One of Shakespeare's beloved tragedies, OTHELLO is the story of an intelligent, powerful, well-spoken and generally well-liked General of the Venice armies-who happens to be black. His race is significant in so much as it is way for him to be alienated and made to be seen as 'the other' by those such as Iago who are attempting to manipulate those around him and turn them against each other. In turn, this allows Othello to feel a sense of insecurity that perhaps allows him to let in some other weak emotions such as jealousy as well. As Iago continues to manipulate those around him, the play creeps closer and closer to the ultimate tragedy of good people dying for no reason at all.

Julie Fox's unique stage design and Michael Walton's lighting design, allow the production to move swiftly from scene to scene as if it is rapidly approaching its tragic conclusion. Like a ship in the storm-which at one point, the stage does replicate, the production thrashes about in an effective and fascinating fashion, from one scene to the next where each character's personal weaknesses and trust in Iago are exploited, whilst the play is always moving rapidly forward towards its tragic and seemingly inevitable conclusion.

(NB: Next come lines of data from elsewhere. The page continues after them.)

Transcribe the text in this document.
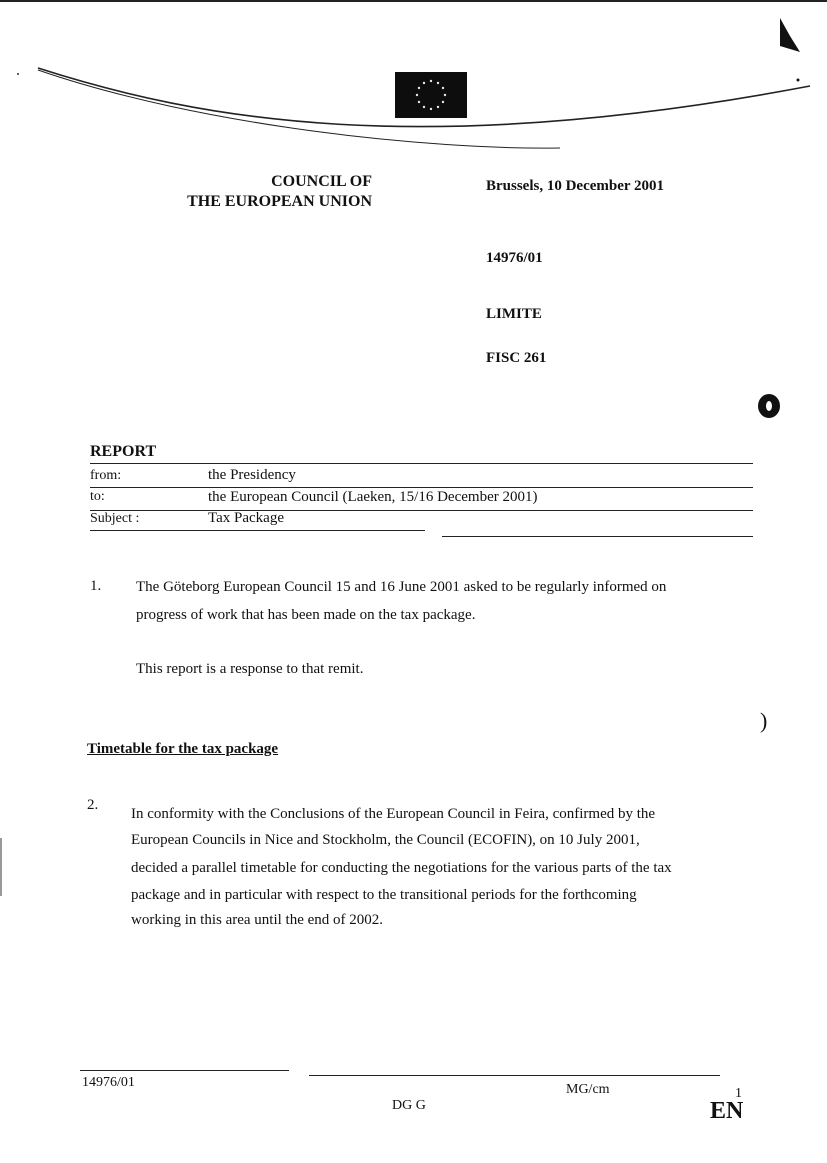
COUNCIL OF
THE EUROPEAN UNION
Brussels, 10 December 2001
14976/01
LIMITE
FISC 261
REPORT
from:	the Presidency
to:	the European Council (Laeken, 15/16 December 2001)
Subject :	Tax Package
1. The Göteborg European Council 15 and 16 June 2001 asked to be regularly informed on
progress of work that has been made on the tax package.
This report is a response to that remit.
)
Timetable for the tax package
2.
In conformity with the Conclusions of the European Council in Feira, confirmed by the
European Councils in Nice and Stockholm, the Council (ECOFIN), on 10 July 2001,
decided a parallel timetable for conducting the negotiations for the various parts of the tax
package and in particular with respect to the transitional periods for the forthcoming
working in this area until the end of 2002.
14976/01	MG/cm	1
DG G	EN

Iago is the Skipper of this ill-fated ship; navigating his way throughout the chaotic waves of jealousy and prejudice that he, if not creates, then certainly fosters in Othello and others. Iago himself does not seem to know exactly what will be the outcome of his scheming, but whilst in the middle of it, he seems to have complete control. It is only at the end that Iago too, becomes a powerless victim to his own plot.

Graham Abbey portrays Iago with a sociopathic charm that almost has you routing for his twisted plot to work. The audience knows Iago better than any other character in the play does, and it begins to become easy to at least partially see the other characters through his eyes. Characters like Othello, Desdemona, and Cassio are likeable, but at the same time, there is a thrill in seeing everything unravel because of Iago's desire to do just that, for seemingly no reason other than to create chaos by playing puppet master.

As the titular character, Dion Johnstone brings a sense of passion, intelligence, strength, kindness, charm, and a fleeting vulnerability to Othello in the first act, and as the play progresses, that vulnerability becomes less fleeting and eventually turns into an irrational jealous rage that encompasses all of his other strengths, and in fact using them for an unintentional evil. Its Othello's passion, power, charm, and intelligence, that allow him to maintain Desdemona's trust and love even as he begins to scare her with his seemingly unfounded jealousy. This in turn leads to her demise. Mr. Johnstone's portrayal is truly magical. He can tell a story with his eyes, and can convey the passion and the torture he is feeling as doubt and jealousy begin to overtake him.

As the loyal, loving, and tragic Desdemona, Bethany Jillard provides a heartbreaking portrayal of a woman so in love that she is trying to be understanding and forgiving of her husband even in the end when he kills her. She seems to be as heartbroken as she is afraid by the way her beloved husband is looking at her in her final scene. Ms. Jillard provides a three-dimensional performance of Desdemona that does not simply limit the character to the role of "victim". She does not come off as simply being weak, and perhaps is the strongest person in the entire play as her attempts to understand and forgive never falter. These are feats must more challenging than using doubt and jealousy to manipulate, or using brute strength to kill.

The entire cast is great in this production. Brad Hodder is charismatic and tragic as Michael Cassio, the good-hearted Lieutenant to Othello whose problem with alcohol is utilized by Iago to have him stripped of his rank, furthering Iago's overall plot. The tragedy in Cassio is the demon that is his struggle with alcohol. The way that his situation continues to unravel and get out of his own control depicts how alcohol can do that in many people's lives-one does not even need an Iago for this to occur. This is another example of how Iago feeds on the human weaknesses of those around him.

As the somewhat pathetic Roderigo, Mike Shara plays the fool well, and as Emilia, Iago's wife, and Desdemona's personal attendant, Deborah Hay is also excellent. Audience members who have already seen TAKING SHAKESPEARE will likely have an added appreciation for Emilia, as it is pointed out in that play that she has a line near the end of OTHELLO, that encapsulates a significant message and theme of the play. The idea that once someone reaches a moment of ultimate sadness, there is nothing that can hurt him or her. The idea that human beings can bear so much hurt and sadness in their lives and that this can make them strong. This feeling of extreme sadness for characters like Desdemona, Emilia, and Othello is a powerful thing for the audience as well. After all, this play is in essence a cautionary tale about 'othering' and nothing reminds us of our connection as human beings more than empathy. The emotions displayed in Othello are extreme, but they are also relatable.

When the play is over, as they actors take their final bows, there is a powerful moment shared between the cast and the audience. The lights do not completely go up, and the cast remains somber, yet appreciative of the audience reaction. This seems very appropriate, as it is often jarring for the mood to so suddenly be altered after such a devastating play. This seemed to be a strong and fitting way to close out the show.

OTHELLO is excellent from start to finish. A true triumph for director Chris Abraham, the creative team, and the cast. It runs at the Stratford Festival's Avon Theatre until October 19th.